[PATCH v2 00/13] Clean up to tap errors and epoll dispatch
Getting from an epoll event to the relevant handler function is currently several levels of functions and tests. This series simplifies this to be pretty close to a single switch on a value in the epoll ref dispatching directly to the appropriate handler. Doing this requires some preliminary cleaning up of the handling of errors or disconnects on the tap device. Changes since v1: * Give listening TCP sockets their own reference type * Fold "tap reset" series into this one Changes since v2 of tap reset series: * More thorough cleanup of handling error events on the listening Unix socket. Changes since v1 of the tap reset series: * Two extra patches that further clean up the reset path David Gibson (13): tap: Clean up tap reset path tap: Clean up behaviour for errors on listening Unix socket tap: Fold reset handling into tap_handler_pasta() tap: Fold reset handling into tap_handler_passt() epoll: Generalize epoll_ref to cover things other than sockets epoll: Always use epoll_ref for the epoll data variable epoll: Fold sock_handler into general switch on epoll event fd epoll: Split handling of ICMP and ICMPv6 sockets epoll: Tiny cleanup to udp_sock_handler() epoll: Split handling of TCP timerfds into its own handler function epoll: Split handling of listening TCP sockets into their own handler epoll: Split listening Unix domain socket into its own type epoll: Use different epoll types for passt and pasta tap fds icmp.c | 118 +++++++++++++++++++++++++-------------------- icmp.h | 9 ++-- passt.c | 90 ++++++++++++++++++++-------------- passt.h | 56 +++++++++++++++++----- pasta.c | 8 +++- tap.c | 133 ++++++++++++++++++++++++++------------------------- tap.h | 7 ++- tcp.c | 84 ++++++++++++++------------------ tcp.h | 28 +++++++---- tcp_conn.h | 4 +- tcp_splice.c | 8 ++-- tcp_splice.h | 2 +- udp.c | 16 +++---- util.c | 27 ++++++++--- 14 files changed, 334 insertions(+), 256 deletions(-) -- 2.41.0
In tap_handler() if we get an error on the tap device or socket, we use
tap_sock_init() to re-initialise it. However, what we actually need for
this reset case has remarkably little in common with the case where we're
initialising for the first time:
* Re-initialising the packet pools is unnecessary
* The case of a passed in fd (--fd) isn't relevant
* We don't even call this for pasta mode
* We will never re-call tap_sock_unix_init() because we never clear
fd_tap_listen
In fact the only thing we do in tap_sock_init() relevant to the reset case
is to remove the fd from the epoll and close it... which isn't used in the
first initialisation case.
So make a new tap_sock_reset() function just for this case, and simplify
tap_sock_init() slightly as being used only for the first time case.

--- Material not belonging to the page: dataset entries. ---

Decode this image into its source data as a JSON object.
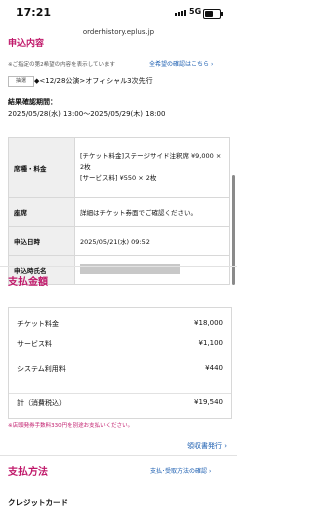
{
  "status_bar": {
    "time": "17:21",
    "network": "5G"
  },
  "browser": {
    "url": "orderhistory.eplus.jp"
  },
  "application_section": {
    "title": "申込内容",
    "note": "※ご指定の第2希望の内容を表示しています",
    "link": "全希望の確認はこちら",
    "lottery_tag": "抽選",
    "event": "◆<12/28公演>オフィシャル3次先行",
    "period_label": "結果確認期間：",
    "period_value": "2025/05/28(水) 13:00～2025/05/29(木) 18:00",
    "rows": [
      {
        "label": "席種・料金",
        "value": "[チケット料金]ステージサイド注釈席 ¥9,000 × 2枚\n[サービス料] ¥550 × 2枚"
      },
      {
        "label": "座席",
        "value": "詳細はチケット券面でご確認ください。"
      },
      {
        "label": "申込日時",
        "value": "2025/05/21(水) 09:52"
      },
      {
        "label": "申込時氏名",
        "value": ""
      }
    ]
  },
  "payment_amount": {
    "title": "支払金額",
    "rows": [
      {
        "label": "チケット料金",
        "value": "¥18,000"
      },
      {
        "label": "サービス料",
        "value": "¥1,100"
      },
      {
        "label": "システム利用料",
        "value": "¥440"
      }
    ],
    "total_label": "計（消費税込）",
    "total_value": "¥19,540",
    "note": "※店頭発券手数料330円を別途お支払いください。",
    "receipt_link": "領収書発行"
  },
  "payment_method": {
    "title": "支払方法",
    "link": "支払･受取方法の確認",
    "value": "クレジットカード"
  }
}
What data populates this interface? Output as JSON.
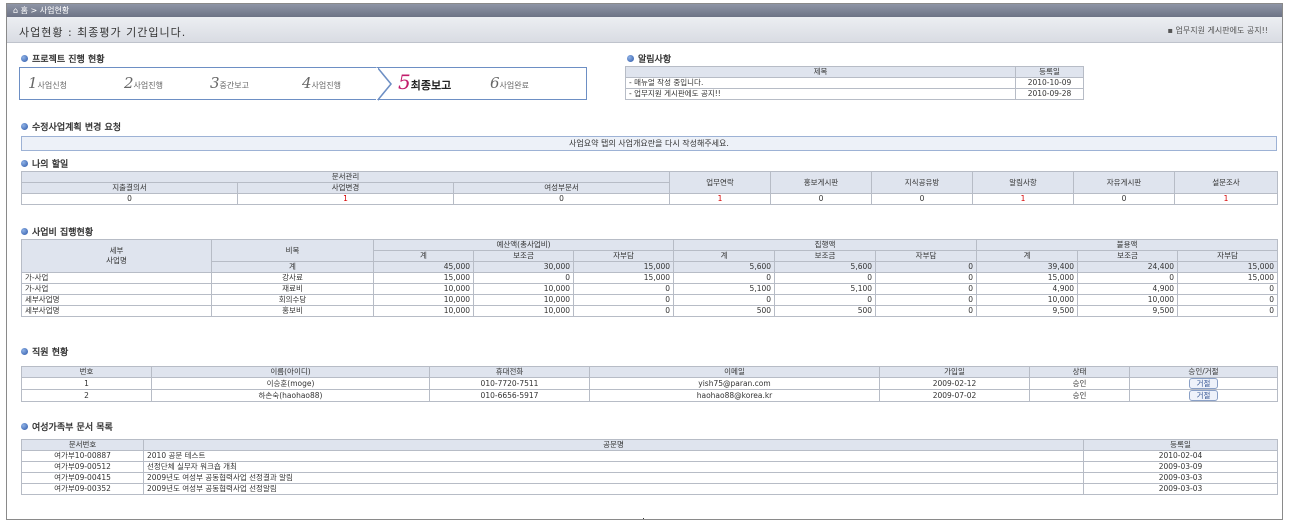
{
  "topbar": {
    "home": "홈",
    "sep": ">",
    "current": "사업현황"
  },
  "titlebar": {
    "title": "사업현황 : 최종평가 기간입니다.",
    "right_link": "▪ 업무지원 게시판에도 공지!!"
  },
  "progress": {
    "heading": "프로젝트 진행 현황",
    "steps": [
      {
        "num": "1",
        "label": "사업신청"
      },
      {
        "num": "2",
        "label": "사업진행"
      },
      {
        "num": "3",
        "label": "중간보고"
      },
      {
        "num": "4",
        "label": "사업진행"
      },
      {
        "num": "5",
        "label": "최종보고"
      },
      {
        "num": "6",
        "label": "사업완료"
      }
    ],
    "active_step": 5
  },
  "notices": {
    "heading": "알림사항",
    "col_title": "제목",
    "col_date": "등록일",
    "rows": [
      {
        "title": "- 매뉴얼 작성 중입니다.",
        "date": "2010-10-09"
      },
      {
        "title": "- 업무지원 게시판에도 공지!!",
        "date": "2010-09-28"
      }
    ]
  },
  "change_request": {
    "heading": "수정사업계획 변경 요청",
    "message": "사업요약 탭의 사업개요란을 다시 작성해주세요."
  },
  "todo": {
    "heading": "나의 할일",
    "group": "문서관리",
    "group_cols": [
      "지출결의서",
      "사업변경",
      "여성부문서"
    ],
    "cols": [
      "업무연락",
      "홍보게시판",
      "지식공유방",
      "알림사항",
      "자유게시판",
      "설문조사"
    ],
    "values": [
      "0",
      "1",
      "0",
      "1",
      "0",
      "0",
      "1",
      "0",
      "1"
    ]
  },
  "budget": {
    "heading": "사업비 집행현황",
    "h_project": "세부\n사업명",
    "h_item": "비목",
    "h_groups": [
      "예산액(총사업비)",
      "집행액",
      "불용액"
    ],
    "h_sub": [
      "계",
      "보조금",
      "자부담"
    ],
    "total_label": "계",
    "total": [
      "45,000",
      "30,000",
      "15,000",
      "5,600",
      "5,600",
      "0",
      "39,400",
      "24,400",
      "15,000"
    ],
    "rows": [
      {
        "project": "가-사업",
        "item": "강사료",
        "vals": [
          "15,000",
          "0",
          "15,000",
          "0",
          "0",
          "0",
          "15,000",
          "0",
          "15,000"
        ]
      },
      {
        "project": "가-사업",
        "item": "재료비",
        "vals": [
          "10,000",
          "10,000",
          "0",
          "5,100",
          "5,100",
          "0",
          "4,900",
          "4,900",
          "0"
        ]
      },
      {
        "project": "세부사업명",
        "item": "회의수당",
        "vals": [
          "10,000",
          "10,000",
          "0",
          "0",
          "0",
          "0",
          "10,000",
          "10,000",
          "0"
        ]
      },
      {
        "project": "세부사업명",
        "item": "홍보비",
        "vals": [
          "10,000",
          "10,000",
          "0",
          "500",
          "500",
          "0",
          "9,500",
          "9,500",
          "0"
        ]
      }
    ]
  },
  "staff": {
    "heading": "직원 현황",
    "cols": [
      "번호",
      "이름(아이디)",
      "휴대전화",
      "이메일",
      "가입일",
      "상태",
      "승인/거절"
    ],
    "rows": [
      {
        "no": "1",
        "name": "이승훈(moge)",
        "phone": "010-7720-7511",
        "email": "yish75@paran.com",
        "joined": "2009-02-12",
        "status": "승인",
        "action": "거절"
      },
      {
        "no": "2",
        "name": "하손숙(haohao88)",
        "phone": "010-6656-5917",
        "email": "haohao88@korea.kr",
        "joined": "2009-07-02",
        "status": "승인",
        "action": "거절"
      }
    ]
  },
  "docs": {
    "heading": "여성가족부 문서 목록",
    "cols": [
      "문서번호",
      "공문명",
      "등록일"
    ],
    "rows": [
      {
        "no": "여가부10-00887",
        "title": "2010 공문 테스트",
        "date": "2010-02-04"
      },
      {
        "no": "여가부09-00512",
        "title": "선정단체 실무자 워크숍 개최",
        "date": "2009-03-09"
      },
      {
        "no": "여가부09-00415",
        "title": "2009년도 여성부 공동협력사업 선정결과 알림",
        "date": "2009-03-03"
      },
      {
        "no": "여가부09-00352",
        "title": "2009년도 여성부 공동협력사업 선정알림",
        "date": "2009-03-03"
      }
    ]
  },
  "colors": {
    "accent": "#2c57a8",
    "active_step": "#c21d6c",
    "alert": "#d60000"
  }
}
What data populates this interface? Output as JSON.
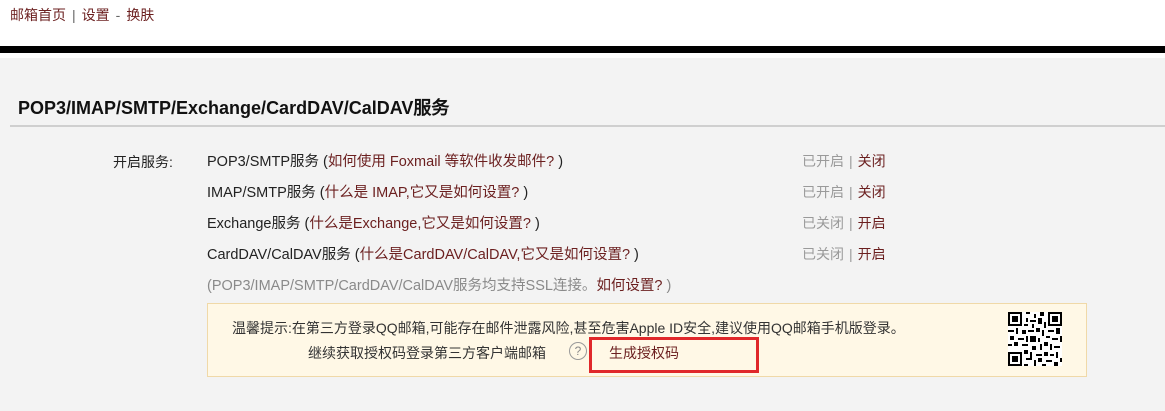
{
  "topnav": {
    "home": "邮箱首页",
    "sep": "|",
    "settings": "设置",
    "dash": "-",
    "skin": "换肤"
  },
  "section": {
    "title": "POP3/IMAP/SMTP/Exchange/CardDAV/CalDAV服务"
  },
  "open_label": "开启服务:",
  "services": [
    {
      "name": "POP3/SMTP服务",
      "open_paren": " (",
      "help": "如何使用 Foxmail 等软件收发邮件?",
      "close_paren": " )",
      "status": "已开启",
      "action": "关闭"
    },
    {
      "name": "IMAP/SMTP服务",
      "open_paren": " (",
      "help": "什么是 IMAP,它又是如何设置?",
      "close_paren": " )",
      "status": "已开启",
      "action": "关闭"
    },
    {
      "name": "Exchange服务",
      "open_paren": " (",
      "help": "什么是Exchange,它又是如何设置?",
      "close_paren": " )",
      "status": "已关闭",
      "action": "开启"
    },
    {
      "name": "CardDAV/CalDAV服务",
      "open_paren": " (",
      "help": "什么是CardDAV/CalDAV,它又是如何设置?",
      "close_paren": " )",
      "status": "已关闭",
      "action": "开启"
    }
  ],
  "status_sep": "|",
  "ssl_note": {
    "text": "(POP3/IMAP/SMTP/CardDAV/CalDAV服务均支持SSL连接。",
    "howto": "如何设置?",
    "close": " )"
  },
  "tip": {
    "line1": "温馨提示:在第三方登录QQ邮箱,可能存在邮件泄露风险,甚至危害Apple ID安全,建议使用QQ邮箱手机版登录。",
    "line2": "继续获取授权码登录第三方客户端邮箱",
    "help_glyph": "?",
    "generate": "生成授权码"
  },
  "colors": {
    "link": "#6b1f1f",
    "highlight_border": "#e0282a",
    "tip_bg": "#fff8e6"
  }
}
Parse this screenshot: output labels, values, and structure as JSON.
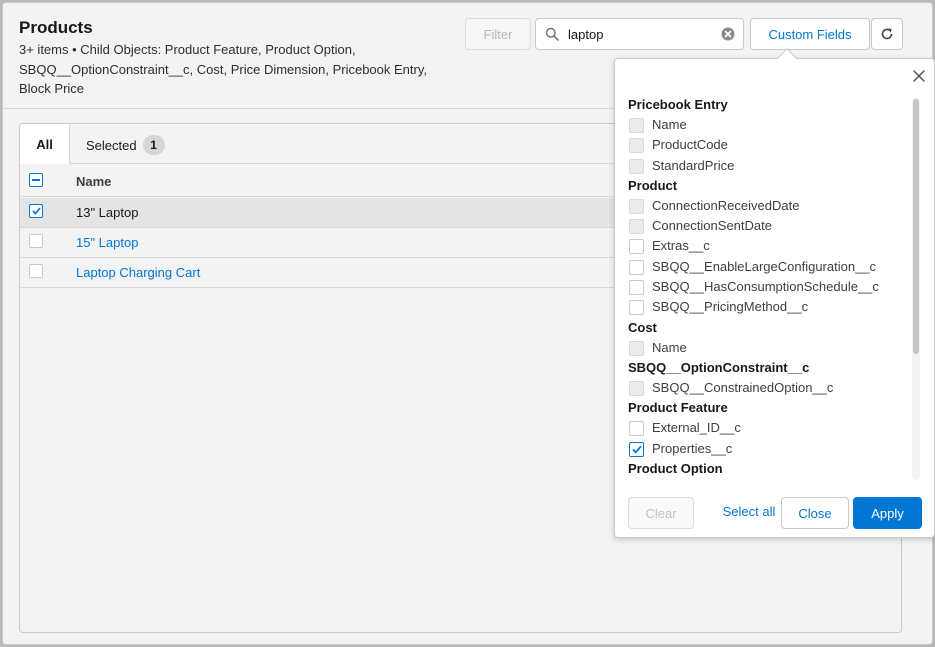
{
  "header": {
    "title": "Products",
    "subtitle": "3+ items • Child Objects: Product Feature, Product Option, SBQQ__OptionConstraint__c, Cost, Price Dimension, Pricebook Entry, Block Price"
  },
  "toolbar": {
    "filter_label": "Filter",
    "search_value": "laptop",
    "custom_fields_label": "Custom Fields"
  },
  "tabs": {
    "all_label": "All",
    "selected_label": "Selected",
    "selected_count": "1"
  },
  "table": {
    "column_name": "Name",
    "rows": [
      {
        "name": "13\" Laptop",
        "selected": true
      },
      {
        "name": "15\" Laptop",
        "selected": false
      },
      {
        "name": "Laptop Charging Cart",
        "selected": false
      }
    ]
  },
  "popover": {
    "groups": [
      {
        "title": "Pricebook Entry",
        "fields": [
          {
            "label": "Name",
            "state": "disabled"
          },
          {
            "label": "ProductCode",
            "state": "disabled"
          },
          {
            "label": "StandardPrice",
            "state": "disabled"
          }
        ]
      },
      {
        "title": "Product",
        "fields": [
          {
            "label": "ConnectionReceivedDate",
            "state": "disabled"
          },
          {
            "label": "ConnectionSentDate",
            "state": "disabled"
          },
          {
            "label": "Extras__c",
            "state": "unchecked"
          },
          {
            "label": "SBQQ__EnableLargeConfiguration__c",
            "state": "unchecked"
          },
          {
            "label": "SBQQ__HasConsumptionSchedule__c",
            "state": "unchecked"
          },
          {
            "label": "SBQQ__PricingMethod__c",
            "state": "unchecked"
          }
        ]
      },
      {
        "title": "Cost",
        "fields": [
          {
            "label": "Name",
            "state": "disabled"
          }
        ]
      },
      {
        "title": "SBQQ__OptionConstraint__c",
        "fields": [
          {
            "label": "SBQQ__ConstrainedOption__c",
            "state": "disabled"
          }
        ]
      },
      {
        "title": "Product Feature",
        "fields": [
          {
            "label": "External_ID__c",
            "state": "unchecked"
          },
          {
            "label": "Properties__c",
            "state": "checked"
          }
        ]
      },
      {
        "title": "Product Option",
        "fields": []
      }
    ],
    "clear_label": "Clear",
    "select_all_label": "Select all",
    "close_label": "Close",
    "apply_label": "Apply"
  },
  "colors": {
    "accent": "#0176d3"
  }
}
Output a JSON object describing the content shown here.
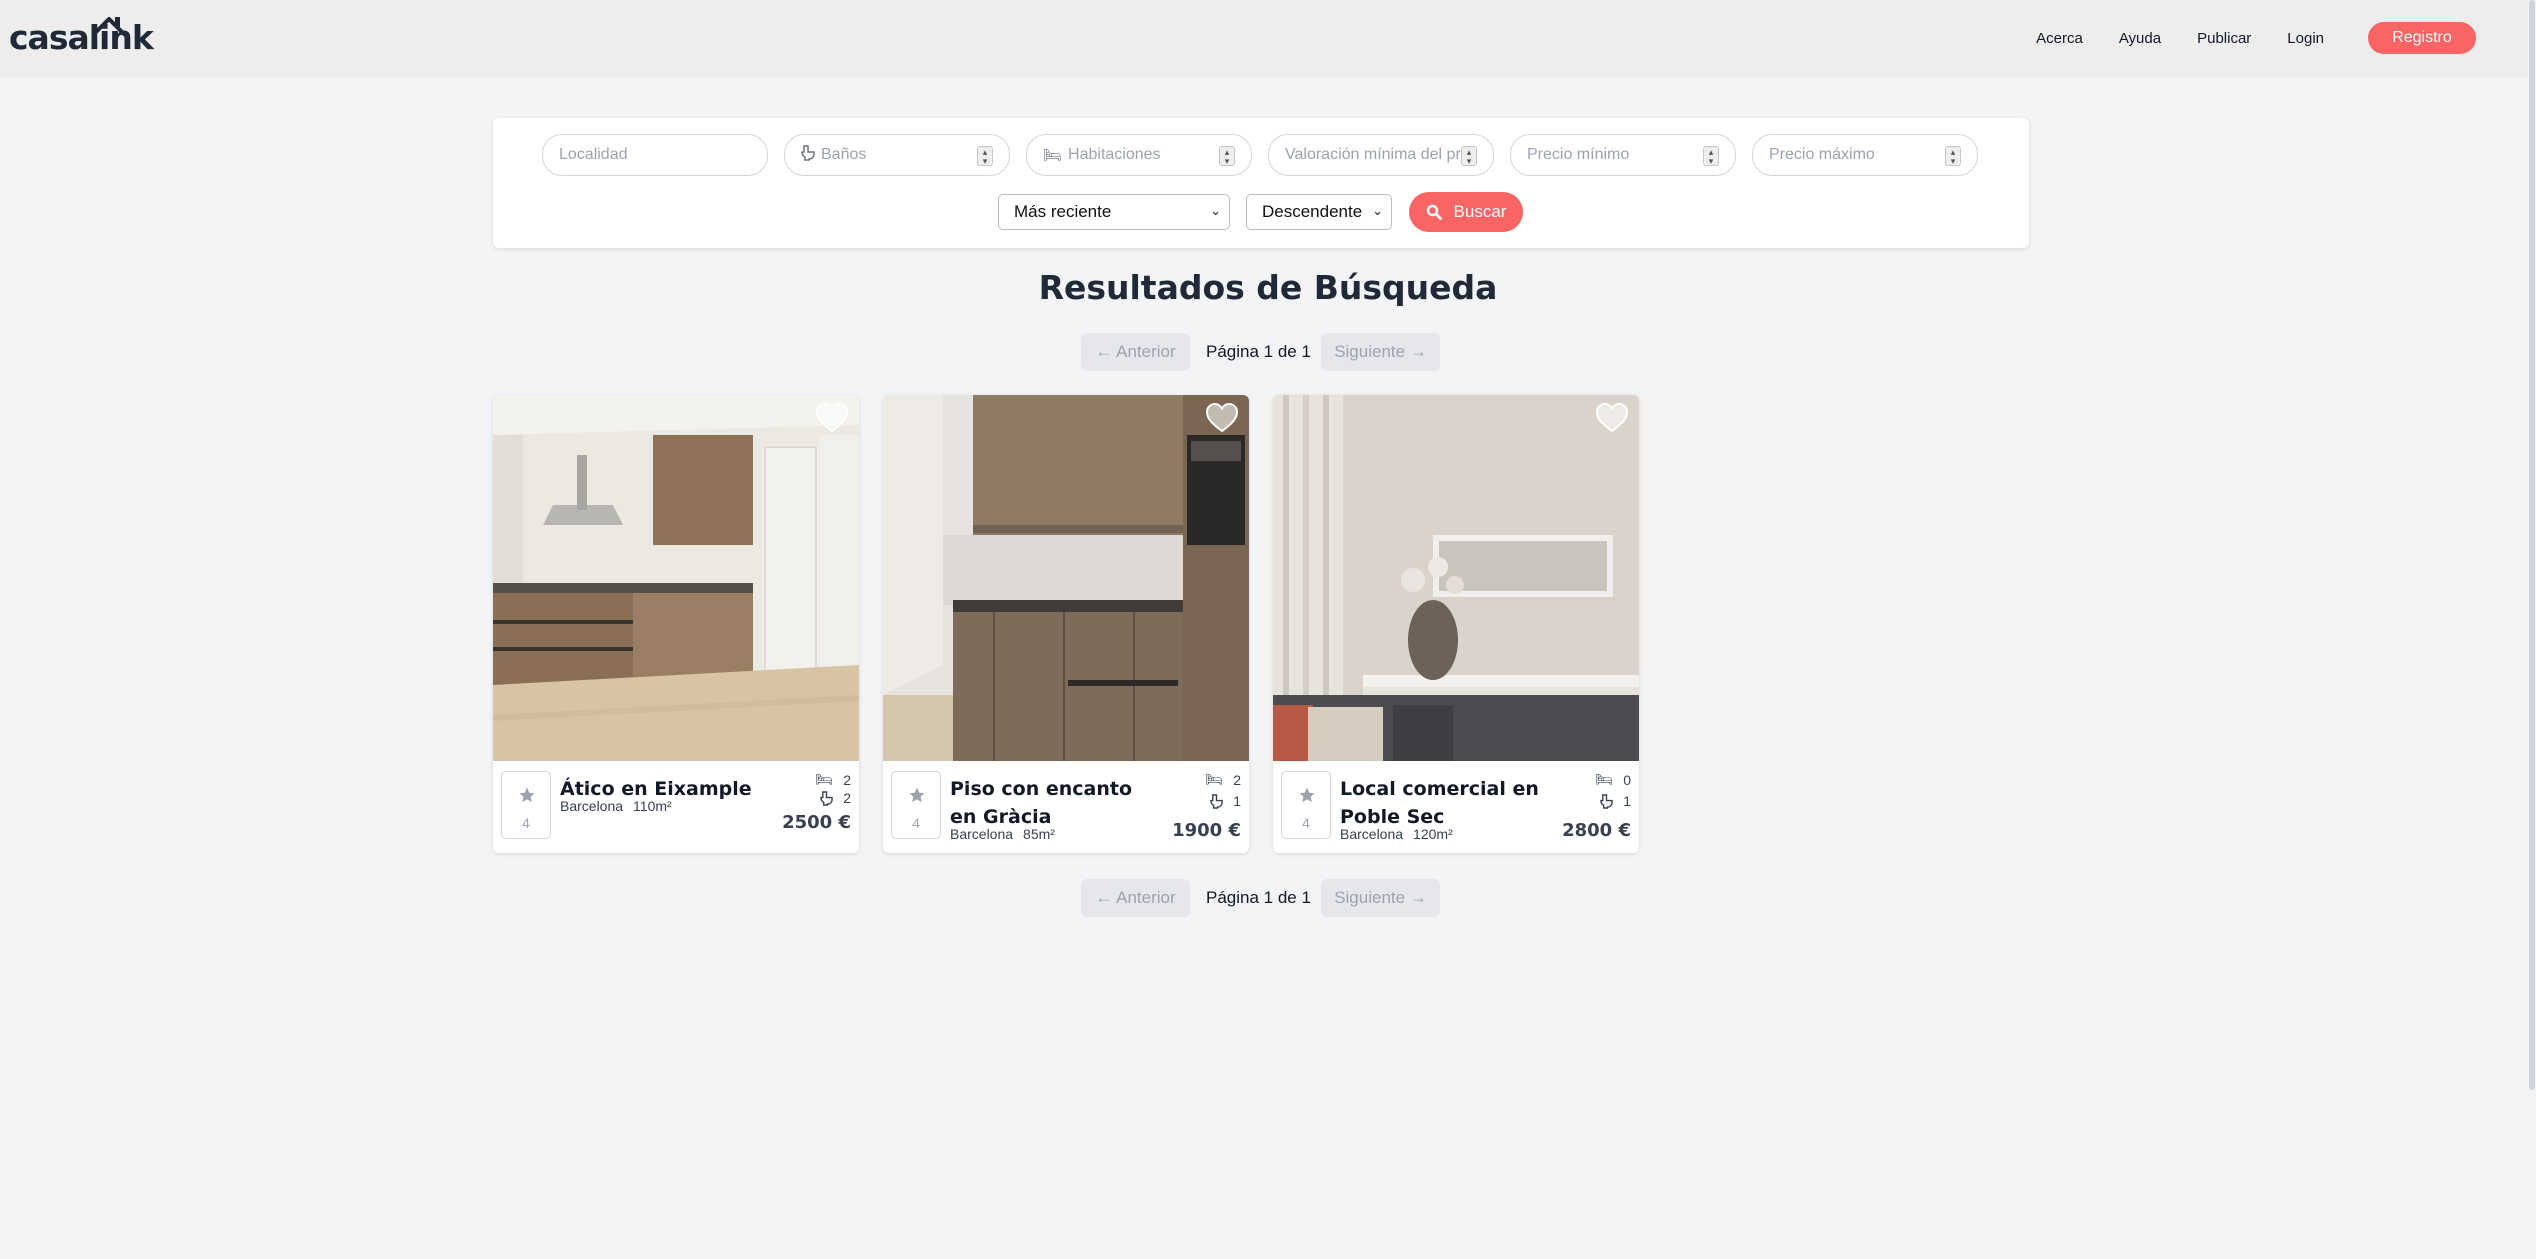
{
  "header": {
    "logo_text": "casalink",
    "nav": [
      "Acerca",
      "Ayuda",
      "Publicar",
      "Login"
    ],
    "register_label": "Registro"
  },
  "search": {
    "locality_placeholder": "Localidad",
    "baths_placeholder": "Baños",
    "rooms_placeholder": "Habitaciones",
    "rating_placeholder": "Valoración mínima del pr",
    "min_price_placeholder": "Precio mínimo",
    "max_price_placeholder": "Precio máximo",
    "sort_by": "Más reciente",
    "order": "Descendente",
    "button_label": "Buscar",
    "accent_color": "#f96464"
  },
  "results": {
    "title": "Resultados de Búsqueda"
  },
  "pagination": {
    "prev_label": "← Anterior",
    "next_label": "Siguiente →",
    "page_text": "Página 1 de 1"
  },
  "listings": [
    {
      "title": "Ático en Eixample",
      "city": "Barcelona",
      "area": "110m²",
      "bedrooms": "2",
      "bathrooms": "2",
      "price": "2500 €",
      "rating": "4",
      "favorite": false
    },
    {
      "title": "Piso con encanto en Gràcia",
      "city": "Barcelona",
      "area": "85m²",
      "bedrooms": "2",
      "bathrooms": "1",
      "price": "1900 €",
      "rating": "4",
      "favorite": false
    },
    {
      "title": "Local comercial en Poble Sec",
      "city": "Barcelona",
      "area": "120m²",
      "bedrooms": "0",
      "bathrooms": "1",
      "price": "2800 €",
      "rating": "4",
      "favorite": false
    }
  ]
}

Signed-off-by: David Gibson
We call tap_sock_unix_new() to handle a new connection to the qemu socket
if we get an EPOLLIN event on c->fd_tap_listen. If we get any other event
on the fd, we'll fall through to the "tap reset" path. But that won't do
anything relevant to the listening socket, it will just close the already
connected socket. Furthermore, the only other event we're subscribed to
for the listening socket is EPOLLRDHUP, which doesn't apply to a non
connected socket.
Change the subscribed events from EPOLLRDHUP to EPOLLERR to catch general
errors - not that there's any obvious case that would cause this event on
a listening socket. Since we don't really expect it, and it's not obvious
how we'd recover, treat it as a fatal error if we ever do get that event.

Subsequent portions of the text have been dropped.